Spark连接mysql
将mysql-connector包 导入spark/jars/ 路径内
利用idea工具连接
代码如下:
package nj.zb.kb11
import org.apache.spark.{SparkConf, SparkContext}
import org.apache.spark.sql.{DataFrame, SparkSession}
object DataFrameToMysql {
def main(args: Array[String]): Unit = {
val spark: SparkSession = SparkSession.builder().appName("sparktohive")
.master("local[*]").config("hive.metastore.uris", "thrift://192.168.146.222:9083")
.enableHiveSupport() //连接必须的
.getOrCreate()
val url="jdbc:mysql://192.168.146.222:3306/emp"
val user="root"
val password="1"
val properties = new java.util.Properties()
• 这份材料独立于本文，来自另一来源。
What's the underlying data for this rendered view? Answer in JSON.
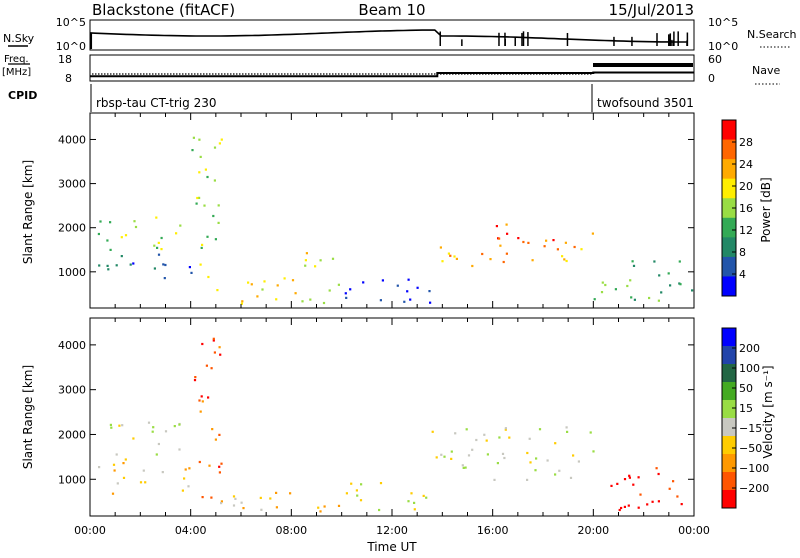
{
  "header": {
    "site": "Blackstone (fitACF)",
    "beam": "Beam 10",
    "date": "15/Jul/2013"
  },
  "summary": {
    "nsky_label": "N.Sky",
    "nsearch_label": "N.Search",
    "nsky_ticks": [
      "10^5",
      "10^0"
    ],
    "nsearch_ticks": [
      "10^5",
      "10^0"
    ],
    "freq_label_1": "Freq.",
    "freq_label_2": "[MHz]",
    "freq_ticks": [
      "18",
      "8"
    ],
    "nave_label": "Nave",
    "nave_ticks": [
      "60",
      "0"
    ],
    "cpid_label": "CPID",
    "cpid_segments": [
      {
        "label": "rbsp-tau CT-trig 230",
        "start_hour": 0,
        "end_hour": 20
      },
      {
        "label": "twofsound 3501",
        "start_hour": 20,
        "end_hour": 24
      }
    ],
    "freq_steps": [
      {
        "start_hour": 0,
        "end_hour": 13.8,
        "mhz": 10.5
      },
      {
        "start_hour": 13.8,
        "end_hour": 20,
        "mhz": 12.2
      },
      {
        "start_hour": 20,
        "end_hour": 24,
        "mhz": 12.5
      }
    ]
  },
  "chart_data": [
    {
      "type": "heatmap",
      "name": "power",
      "ylabel": "Slant Range [km]",
      "xlabel": "",
      "xlim": [
        0,
        24
      ],
      "ylim": [
        180,
        4600
      ],
      "xticks": [
        "00:00",
        "04:00",
        "08:00",
        "12:00",
        "16:00",
        "20:00",
        "00:00"
      ],
      "yticks": [
        1000,
        2000,
        3000,
        4000
      ],
      "colorbar": {
        "label": "Power [dB]",
        "ticks": [
          "28",
          "24",
          "20",
          "16",
          "12",
          "8",
          "4"
        ],
        "colors": [
          "#ff0000",
          "#ff6600",
          "#ffaa00",
          "#ffee00",
          "#99dd44",
          "#33aa55",
          "#228866",
          "#2255aa",
          "#0000ff"
        ]
      },
      "regions": [
        {
          "x": [
            0.1,
            4.0
          ],
          "y": [
            800,
            1450
          ],
          "level": 7
        },
        {
          "x": [
            0.2,
            3.8
          ],
          "y": [
            1500,
            2350
          ],
          "level": 4
        },
        {
          "x": [
            4.0,
            5.2
          ],
          "y": [
            600,
            4300
          ],
          "level": 4
        },
        {
          "x": [
            5.0,
            10.0
          ],
          "y": [
            300,
            900
          ],
          "level": 3
        },
        {
          "x": [
            8.5,
            10.0
          ],
          "y": [
            1000,
            1700
          ],
          "level": 3
        },
        {
          "x": [
            10.0,
            13.5
          ],
          "y": [
            300,
            1000
          ],
          "level": 8
        },
        {
          "x": [
            13.5,
            20.0
          ],
          "y": [
            1100,
            1600
          ],
          "level": 2
        },
        {
          "x": [
            15.0,
            20.0
          ],
          "y": [
            1600,
            2100
          ],
          "level": 1
        },
        {
          "x": [
            20.0,
            24.0
          ],
          "y": [
            300,
            1300
          ],
          "level": 5
        }
      ]
    },
    {
      "type": "heatmap",
      "name": "velocity",
      "ylabel": "Slant Range [km]",
      "xlabel": "Time UT",
      "xlim": [
        0,
        24
      ],
      "ylim": [
        180,
        4600
      ],
      "xticks": [
        "00:00",
        "04:00",
        "08:00",
        "12:00",
        "16:00",
        "20:00",
        "00:00"
      ],
      "yticks": [
        1000,
        2000,
        3000,
        4000
      ],
      "colorbar": {
        "label": "Velocity [m s⁻¹]",
        "ticks": [
          "200",
          "100",
          "50",
          "15",
          "−15",
          "−50",
          "−100",
          "−200"
        ],
        "colors": [
          "#0000ff",
          "#2244aa",
          "#226644",
          "#44aa22",
          "#99dd44",
          "#c8c8c0",
          "#ffcc00",
          "#ff9900",
          "#ff5500",
          "#ff0000"
        ]
      },
      "regions": [
        {
          "x": [
            0.1,
            4.0
          ],
          "y": [
            700,
            1500
          ],
          "level": 6
        },
        {
          "x": [
            0.2,
            3.8
          ],
          "y": [
            1500,
            2300
          ],
          "level": 5
        },
        {
          "x": [
            4.0,
            5.2
          ],
          "y": [
            600,
            4300
          ],
          "level": 8
        },
        {
          "x": [
            5.0,
            10.0
          ],
          "y": [
            300,
            900
          ],
          "level": 6
        },
        {
          "x": [
            10.0,
            13.5
          ],
          "y": [
            300,
            1000
          ],
          "level": 5
        },
        {
          "x": [
            13.5,
            20.0
          ],
          "y": [
            1000,
            2200
          ],
          "level": 5
        },
        {
          "x": [
            20.0,
            24.0
          ],
          "y": [
            300,
            1300
          ],
          "level": 9
        }
      ]
    }
  ]
}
properties.setProperty("user",user)
properties.setProperty("password",password)
properties.setProperty("driver","com.mysql.jdbc.Driver")
val tableDF: DataFrame = spark.read.jdbc(url,"emp",properties)
tableDF.printSchema()
tableDF.show()
import org.apache.spark.sql.functions._
val frame: DataFrame = tableDF.agg(max("RETENTION"))
frame.write.jdbc(url,"tttt",properties)
}
}
Spark连接hive
配置文件
配置hive文件路径下,conf内的hive-site.xml文件,添加如下内容:
<property>
<name>hive.server2.thrift.client.user</name>
<value>root</value>
<description>Username to use against thrift client</description>
</property>
<property>
<name>hive.server2.thrift.client.password</name>
<value>root</value>
<description>Password to use against thrift client</description>
</property>
<property>
<name>hive.metastore.uris</name>
<value>thrift://192.168.168.222:9083</value>
</property>
保存退出后,将该文件拷贝一份到spark/conf/ 目录内
启动hive服务
nohup /opt/soft/hive/bin/hive --service metastore & //启动hive元数据Metastore服务
nohup /opt/soft/hive/bin/hive --service hiveserver2 & //启动hiveserver2 服务
通过idea工具连接
package nj.zb.kb11
import org.apache.spark.sql.SparkSession
//用spark读取hive数据
object SparkToHive {
def main(args: Array[String]): Unit = {
val spark: SparkSession = SparkSession.builder().appName("sparktohive")
.master("local[*]").config("hive.metastore.uris", "thrift://192.168.146.222:9083")
.enableHiveSupport() //连接hive必须的
.getOrCreate()
spark.sql("show databases").collect().foreach(println)
}
}
利用spark-shell连接
方法比较简单,配置文件完成后,直接输入命令就可以:
spark table("test.employee")